Alzheimer’s disease is the result of multiple causes, virtually all of which have some connection to carnosine and its function in the brain. Noted expert Alan R. Hipkiss of London’s Queen Mary’s School of Medicine and Dentistry recently summarized the relationship between Alzheimer’s and falling levels of carnosine in the body.
Hipkiss observed that those parts of the brain that are first affected in early Alzheimer’s disease are also those in which carnosine is normally found in highest concentrations. That suggests that, as carnosine levels fall with age, those brain areas become the most vulnerable to the Alzheimer’s-related damage. In addition, he notes that the abnormal protein, amyloid beta, which is seen exclusively in Alzheimer’s diseased brains is typically full of zinc ions. Carnosine is capable of binding up zinc and keeping it from damaging tissues in excess. Again, the implication is that falling levels of carnosine allow brain tissue to fall victim to an unnatural accumulation of a toxic substance.

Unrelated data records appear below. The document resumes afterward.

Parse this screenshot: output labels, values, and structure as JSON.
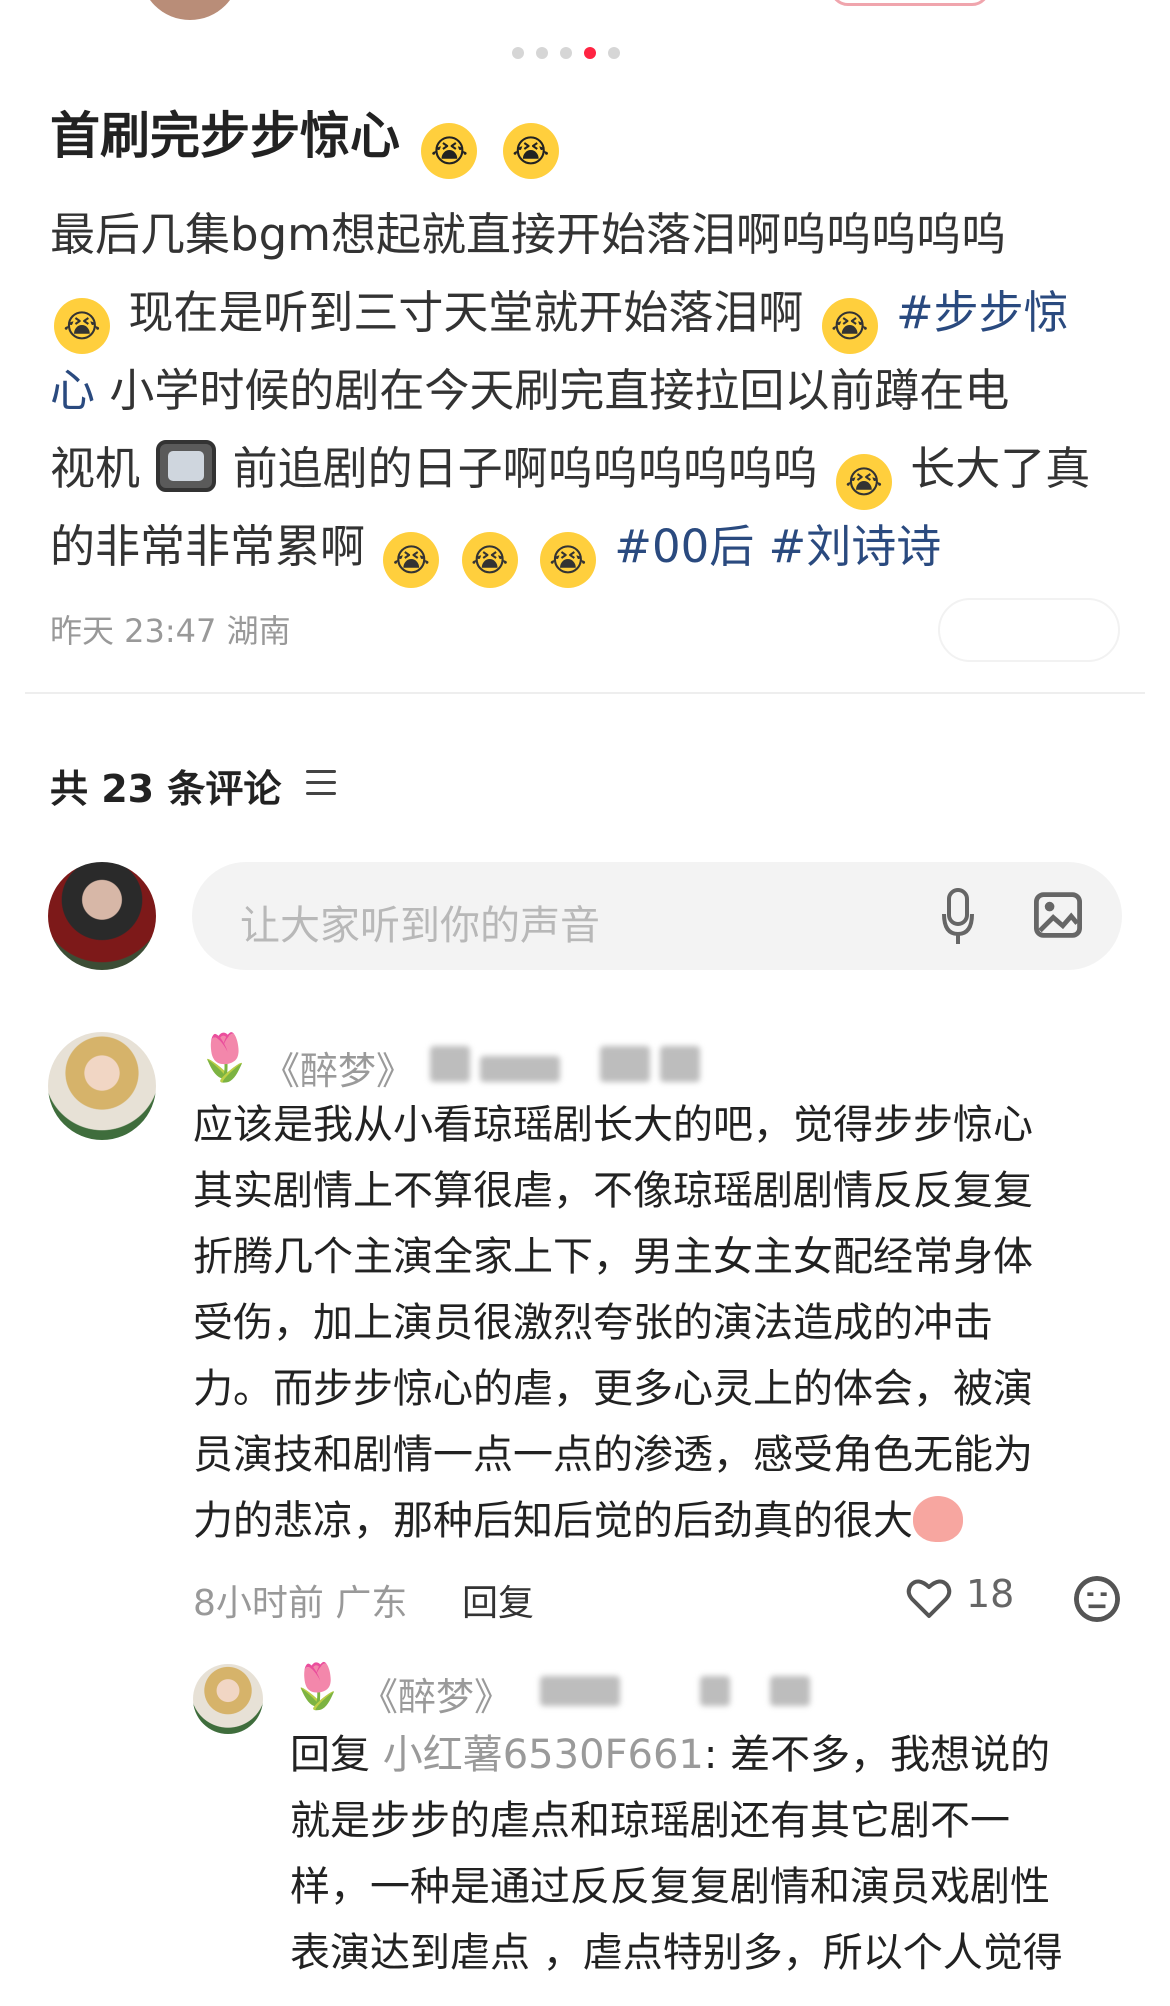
{
  "pager": {
    "count": 5,
    "active": 3
  },
  "post": {
    "title": "首刷完步步惊心",
    "lines": [
      {
        "pre": "最后几集bgm想起就直接开始落泪啊呜呜呜呜呜"
      },
      {
        "pre": "现在是听到三寸天堂就开始落泪啊",
        "tag": "#步步惊"
      },
      {
        "tag": "心",
        "post": " 小学时候的剧在今天刷完直接拉回以前蹲在电"
      },
      {
        "pre": "视机",
        "mid": "前追剧的日子啊呜呜呜呜呜呜",
        "post": " 长大了真"
      },
      {
        "pre": "的非常非常累啊",
        "tag1": "#00后",
        "tag2": "#刘诗诗"
      }
    ],
    "meta": "昨天 23:47 湖南"
  },
  "comments_header": {
    "label": "共 23 条评论"
  },
  "input": {
    "placeholder": "让大家听到你的声音"
  },
  "comment": {
    "flower": "🌷",
    "name": "《醉梦》",
    "lines": [
      "应该是我从小看琼瑶剧长大的吧，觉得步步惊心",
      "其实剧情上不算很虐，不像琼瑶剧剧情反反复复",
      "折腾几个主演全家上下，男主女主女配经常身体",
      "受伤，加上演员很激烈夸张的演法造成的冲击",
      "力。而步步惊心的虐，更多心灵上的体会，被演",
      "员演技和剧情一点一点的渗透，感受角色无能为",
      "力的悲凉，那种后知后觉的后劲真的很大"
    ],
    "meta": "8小时前 广东",
    "reply_label": "回复",
    "likes": "18"
  },
  "reply": {
    "flower": "🌷",
    "name": "《醉梦》",
    "prefix": "回复 ",
    "quoted_user": "小红薯6530F661",
    "first_text": ": 差不多，我想说的",
    "lines": [
      "就是步步的虐点和琼瑶剧还有其它剧不一",
      "样，一种是通过反反复复剧情和演员戏剧性",
      "表演达到虐点 ，虐点特别多，所以个人觉得"
    ]
  },
  "colors": {
    "accent": "#ff2442",
    "tag": "#2a4a7f"
  },
  "icons": [
    "crying-emoji-icon",
    "tv-emoji-icon",
    "filter-icon",
    "microphone-icon",
    "image-icon",
    "heart-icon",
    "emoji-face-icon",
    "tulip-icon"
  ]
}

Finally, Hipkiss notes that the so-called “neurofibrillary tangles” found in the brains of Alzheimer’s disease patients contain proteins that are extensively cross-linked. Carnosine is an effective inhibitor of protein cross-linking everywhere in the body.
Mitochondrial dysfunction is yet another contributor to Alzheimer’s disease; the oxidant stress it produces may be involved in formation of the Alzheimer’s protein amyloid beta. Experimental studies show that supplementing Alzheimer’s disease mice with carnosine potently reduces amyloid beta accumulation and completely rescues their brains from mitochondrial dysfunction.

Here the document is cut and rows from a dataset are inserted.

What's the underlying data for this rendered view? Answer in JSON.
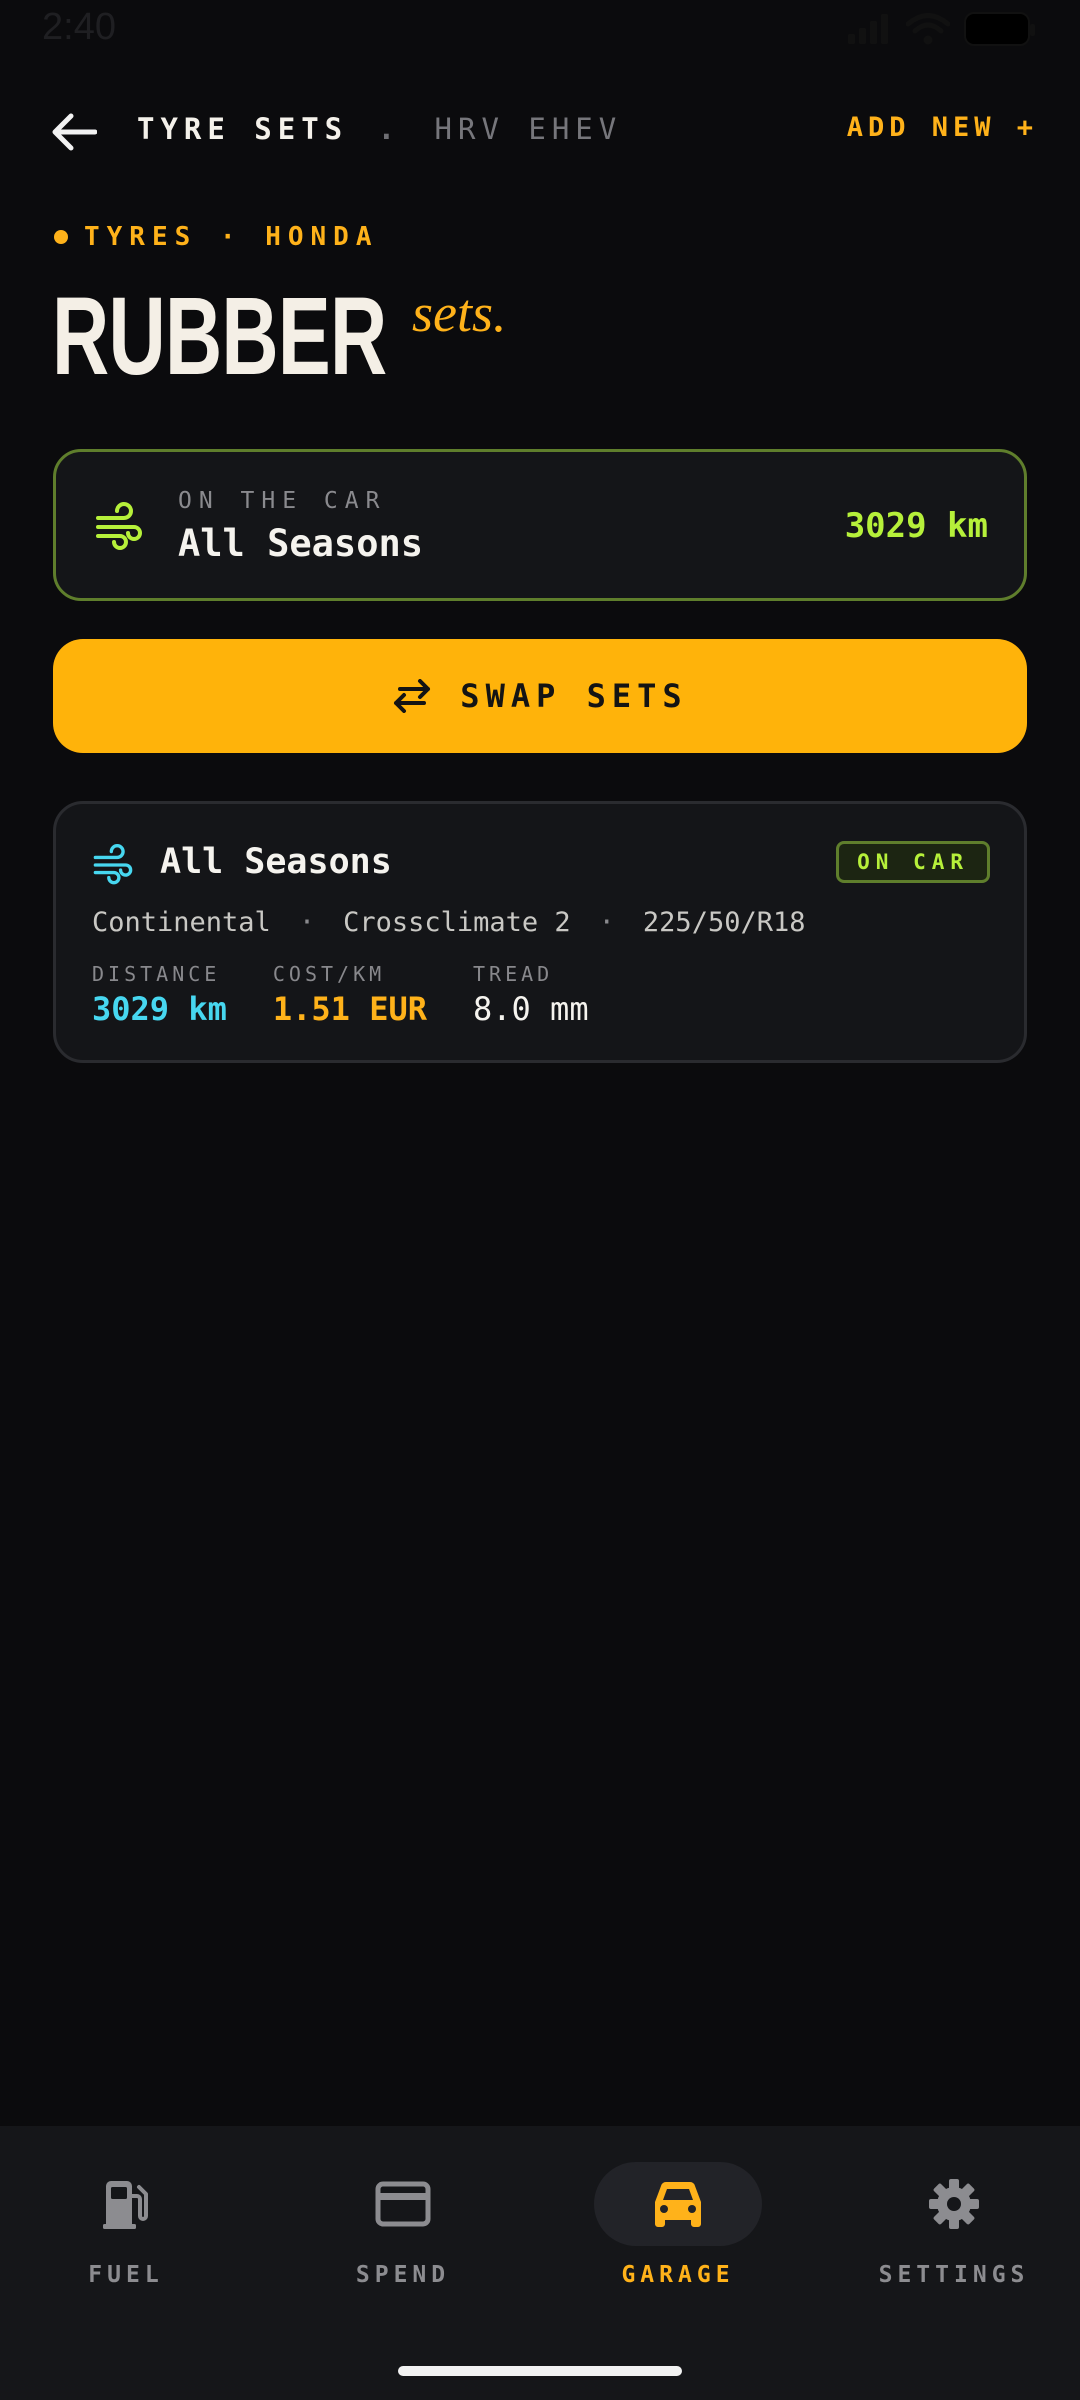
{
  "status_bar": {
    "time": "2:40"
  },
  "header": {
    "title": "TYRE SETS",
    "separator": ".",
    "vehicle": "HRV EHEV",
    "add_new": "ADD NEW +"
  },
  "eyebrow": "TYRES · HONDA",
  "page_title": {
    "main": "RUBBER",
    "script": "sets."
  },
  "current_set": {
    "label": "ON THE CAR",
    "name": "All Seasons",
    "distance": "3029 km",
    "icon": "wind-icon"
  },
  "swap_button": {
    "label": "SWAP SETS",
    "icon": "swap-arrows-icon"
  },
  "tyre_sets": [
    {
      "name": "All Seasons",
      "badge": "ON CAR",
      "brand": "Continental",
      "model": "Crossclimate 2",
      "size": "225/50/R18",
      "spec_separator": "·",
      "stats": [
        {
          "label": "DISTANCE",
          "value": "3029 km"
        },
        {
          "label": "COST/KM",
          "value": "1.51 EUR"
        },
        {
          "label": "TREAD",
          "value": "8.0 mm"
        }
      ]
    }
  ],
  "bottom_nav": [
    {
      "label": "FUEL",
      "icon": "fuel-pump-icon",
      "active": false
    },
    {
      "label": "SPEND",
      "icon": "card-icon",
      "active": false
    },
    {
      "label": "GARAGE",
      "icon": "car-icon",
      "active": true
    },
    {
      "label": "SETTINGS",
      "icon": "gear-icon",
      "active": false
    }
  ],
  "colors": {
    "accent": "#ffb30a",
    "on_car_green": "#b6f03a",
    "distance_cyan": "#47d7f0",
    "background": "#0b0b0d"
  }
}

These biochemical relationships are now showing real effects in experimental models of neurodegenerative diseases of aging. Researchers fed aged rats a supplement rich in carnosine, which also contained vitamin D3 as well as blueberry and green tea polyphenols, or a control substance. The animals were then trained in finding their way to a platform submerged in water. By the end of the training period, the treated group of impaired older animals performed better than the controls in the same age category. Supplemented animals also were found to have increased production of new brain cells and fewer markers of brain cell inflammation and deterioration than controls. Similar anti-oxidative and anti-inflammatory effects were seen in the brains of mice with an experimental form of Parkinson’s disease.
Strokes cause brain cells to die from oxidant damage. Recent studies show that carnosine’s antioxidant effects provide some protection against both ischemic stroke (in which too little blood reaches brain tissue), and hemorrhagic strokes (in which bleeding exposes brain tissue to damage from free blood).
In one study, rats were supplemented with a carnosine-blueberry-green tea-vitamin D3 mixture for two weeks prior to experimentally-induced ischemic stroke, at which time a major brain artery was surgically blocked. Pre- and post-surgery behavioral testing demonstrated that, compared with control animals, supplemented rats had a 12% reduction in motor asymmetry, and a 24% reduction in neurologic dysfunction following the stroke. Supplemented rats also had up to a 3-fold increase in new brain cell proliferation after the stroke, compared with controls.
Other studies of ischemic stroke demonstrate a strong reduction in oxidative stress and brain cell death by apoptosis in animals supplemented with carnosine. Importantly, carnosine also provides protection following ischemia from so-called glutamate excitotoxicity, the same sort of neuronal “overdrive” that is thought to further contribute to Alzheimer’s disease.
In experimental models of hemorrhagic stroke, carnosine treatment led to restoration of normal neurotransmitter receptors damaged by the presence of blood in brain tissue. Carnosine also prevented some of the dangerous swelling that often follows a hemorrhagic stroke.